The backlash against Sheryl Sandberg’s business advice book, Lean In, began before it was even published in March 2013. Critics blanched at the idea of a super-rich, two-time ivy-league graduate dispensing advice to women hoping to climb the corporate ladder—implying that any woman can “have it all” if she asserts herself more.
In her debut book, Lean Out, political, social affairs, and economics correspondent for the UK’s Guardian newspaper, Dawn Foster, summarizes the criticism that has been levied against Sandberg and throws in a heavy complement of her own. Foster writes,
Lean In points all blame inward, and ignores structural inequality. There’s no acknowledgment that ambition is a moot point when inequality remains so entrenched in modern society. A woman working as a receptionist in a small business can aspire to be a chief executive of a high-street bank all she wants, but without a stellar education and the attendant social connections high-ranking universities furnish alumni with, she may as well aspire to be a unicorn for all the good it will do.
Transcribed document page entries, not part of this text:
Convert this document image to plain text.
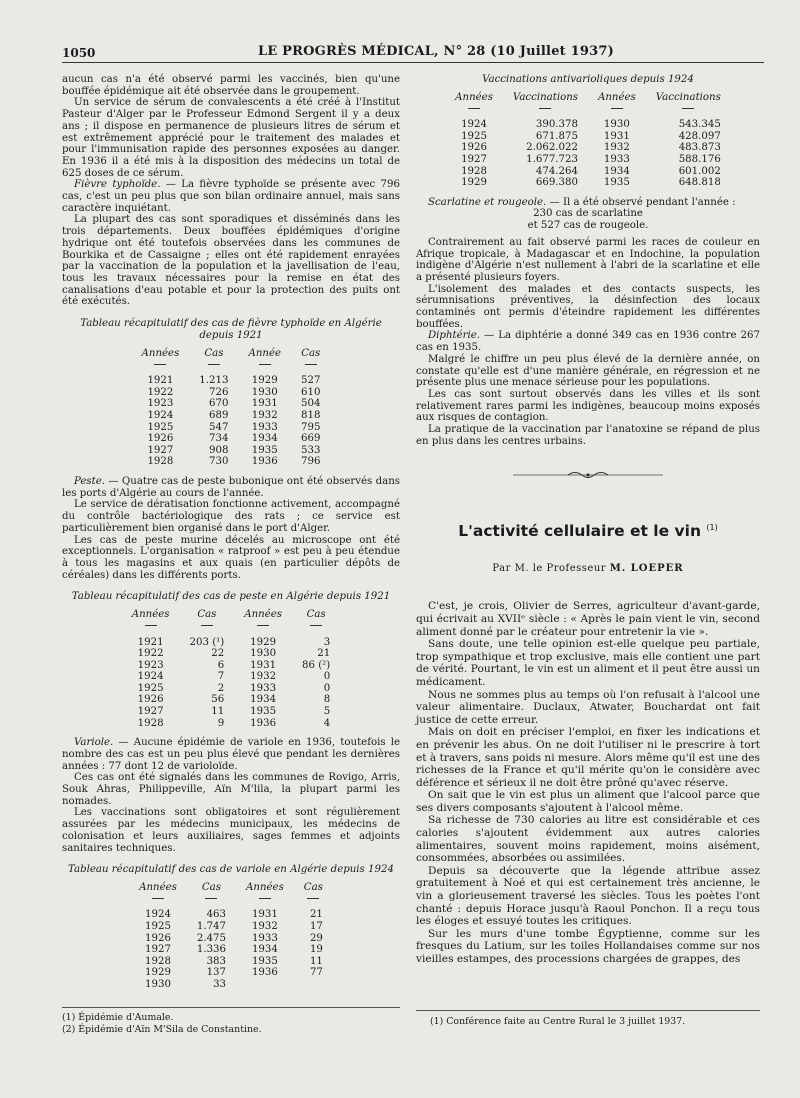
1050	LE PROGRÈS MÉDICAL, N° 28 (10 Juillet 1937)

aucun cas n'a été observé parmi les vaccinés, bien qu'une bouffée épidémique ait été observée dans le groupement.

Un service de sérum de convalescents a été créé à l'Institut Pasteur d'Alger par le Professeur Edmond Sergent il y a deux ans ; il dispose en permanence de plusieurs litres de sérum et est extrêmement apprécié pour le traitement des malades et pour l'immunisation rapide des personnes exposées au danger. En 1936 il a été mis à la disposition des médecins un total de 625 doses de ce sérum.

Fièvre typhoïde. — La fièvre typhoïde se présente avec 796 cas, c'est un peu plus que son bilan ordinaire annuel, mais sans caractère inquiétant.

La plupart des cas sont sporadiques et disséminés dans les trois départements. Deux bouffées épidémiques d'origine hydrique ont été toutefois observées dans les communes de Bourkika et de Cassaigne ; elles ont été rapidement enrayées par la vaccination de la population et la javellisation de l'eau, tous les travaux nécessaires pour la remise en état des canalisations d'eau potable et pour la protection des puits ont été exécutés.

Tableau récapitulatif des cas de fièvre typhoïde en Algérie depuis 1921
Années	Cas	Année	Cas

1921	1.213	1929	527
1922	726	1930	610
1923	670	1931	504
1924	689	1932	818
1925	547	1933	795
1926	734	1934	669
1927	908	1935	533
1928	730	1936	796

Peste. — Quatre cas de peste bubonique ont été observés dans les ports d'Algérie au cours de l'année.

Le service de dératisation fonctionne activement, accompagné du contrôle bactériologique des rats ; ce service est particulièrement bien organisé dans le port d'Alger.

Les cas de peste murine décelés au microscope ont été exceptionnels. L'organisation « ratproof » est peu à peu étendue à tous les magasins et aux quais (en particulier dépôts de céréales) dans les différents ports.

Tableau récapitulatif des cas de peste en Algérie depuis 1921
Années	Cas	Années	Cas

1921	203 (¹)	1929	3
1922	22	1930	21
1923	6	1931	86 (²)
1924	7	1932	0
1925	2	1933	0
1926	56	1934	8
1927	11	1935	5
1928	9	1936	4

Variole. — Aucune épidémie de variole en 1936, toutefois le nombre des cas est un peu plus élevé que pendant les dernières années : 77 dont 12 de varioloïde.

Ces cas ont été signalés dans les communes de Rovigo, Arris, Souk Ahras, Philippeville, Aïn M'lila, la plupart parmi les nomades.

Les vaccinations sont obligatoires et sont régulièrement assurées par les médecins municipaux, les médecins de colonisation et leurs auxiliaires, sages femmes et adjoints sanitaires techniques.

Tableau récapitulatif des cas de variole en Algérie depuis 1924
Années	Cas	Années	Cas

1924	463	1931	21
1925	1.747	1932	17
1926	2.475	1933	29
1927	1.336	1934	19
1928	383	1935	11
1929	137	1936	77
1930	33		
(1) Épidémie d'Aumale.
(2) Épidémie d'Aïn M'Sila de Constantine.
Vaccinations antivarioliques depuis 1924
Années	Vaccinations	Années	Vaccinations

1924	390.378	1930	543.345
1925	671.875	1931	428.097
1926	2.062.022	1932	483.873
1927	1.677.723	1933	588.176
1928	474.264	1934	601.002
1929	669.380	1935	648.818

Scarlatine et rougeole. — Il a été observé pendant l'année :

230 cas de scarlatine

et 527 cas de rougeole.

Contrairement au fait observé parmi les races de couleur en Afrique tropicale, à Madagascar et en Indochine, la population indigène d'Algérie n'est nullement à l'abri de la scarlatine et elle a présenté plusieurs foyers.

L'isolement des malades et des contacts suspects, les sérumnisations préventives, la désinfection des locaux contaminés ont permis d'éteindre rapidement les différentes bouffées.

Diphtérie. — La diphtérie a donné 349 cas en 1936 contre 267 cas en 1935.

Malgré le chiffre un peu plus élevé de la dernière année, on constate qu'elle est d'une manière générale, en régression et ne présente plus une menace sérieuse pour les populations.

Les cas sont surtout observés dans les villes et ils sont relativement rares parmi les indigènes, beaucoup moins exposés aux risques de contagion.

La pratique de la vaccination par l'anatoxine se répand de plus en plus dans les centres urbains.

L'activité cellulaire et le vin $^{(1)}$
Par M. le Professeur M. LOEPER

C'est, je crois, Olivier de Serres, agriculteur d'avant-garde, qui écrivait au XVIIᵉ siècle : « Après le pain vient le vin, second aliment donné par le créateur pour entretenir la vie ».

Sans doute, une telle opinion est-elle quelque peu partiale, trop sympathique et trop exclusive, mais elle contient une part de vérité. Pourtant, le vin est un aliment et il peut être aussi un médicament.

Nous ne sommes plus au temps où l'on refusait à l'alcool une valeur alimentaire. Duclaux, Atwater, Bouchardat ont fait justice de cette erreur.

Mais on doit en préciser l'emploi, en fixer les indications et en prévenir les abus. On ne doit l'utiliser ni le prescrire à tort et à travers, sans poids ni mesure. Alors même qu'il est une des richesses de la France et qu'il mérite qu'on le considère avec déférence et sérieux il ne doit être prôné qu'avec réserve.

On sait que le vin est plus un aliment que l'alcool parce que ses divers composants s'ajoutent à l'alcool même.

Sa richesse de 730 calories au litre est considérable et ces calories s'ajoutent évidemment aux autres calories alimentaires, souvent moins rapidement, moins aisément, consommées, absorbées ou assimilées.

Depuis sa découverte que la légende attribue assez gratuitement à Noé et qui est certainement très ancienne, le vin a glorieusement traversé les siècles. Tous les poètes l'ont chanté : depuis Horace jusqu'à Raoul Ponchon. Il a reçu tous les éloges et essuyé toutes les critiques.

Sur les murs d'une tombe Égyptienne, comme sur les fresques du Latium, sur les toiles Hollandaises comme sur nos vieilles estampes, des processions chargées de grappes, des

(1) Conférence faite au Centre Rural le 3 juillet 1937.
As Foster notes, Lean In was heralded in some sectors as a watershed moment in the feminist movement. But for all its popularity, Lean In proposed a model of feminism that was individualistic and unthreatening to the status quo.
Foster looks at the rise of a corporate “1% feminism,” and at how feminism has been defanged and depoliticised at a time when women have borne the brunt of the financial crash and the gap between rich and poor is widening faster than ever.
Surveying business, media, culture and politics, Foster asks whether this “trickledown” feminism offers any material gain for women collectively, or acts as window-dressing PR for the corporations who caused the financial crash. Foster is particularly galled by reports that the hiring and advancement of women at Sandberg’s own corporation, Facebook, does not live up to Sandberg’s rhetoric.
Foster suggests that “leaning out” of the corporate model is a more effective way of securing change than leaning in. She notes, for example, that “Sandberg’s corporate feminism doesn’t extend to calling for collective rights for women such as state maternity pay, or a stronger welfare safety net, or even encouraging women to unionize.”
For Foster, leaning out also involves refusing to act in ways normalized by a patriarchal system. “Sandberg never envisages an image of a woman as anything other than a worker, or a wife and mother.” As an alternative, Foster sites several recent cases of women in the UK banding together to strengthen the safety net for poor families through innovative social campaigns.
The reduction of feminism to individual women’s choices, often bound up in consumer culture, stymies attempts to move the critical lens from women’s collective position in society. This tallies with Sandberg’s central premise: that women’s behavior, rather than patriarchal power structures in work and society, is what causes gender inequality and is holding women back.
About the author
Dawn Foster is a journalist who writes on social affairs, politics and economics. Dawn is a columnist for the Guardian and the Independent newspapers, former deputy features editor of Inside Housing and former editor of Sustainable Housing magazine.
Dawn is a regular contributor to the Guardian, London Review of Books, Times Literary Supplement, New Humanist, and regularly appears as a political commentator on BBC’s “Newsnight,” Channel 4 News and Sky News.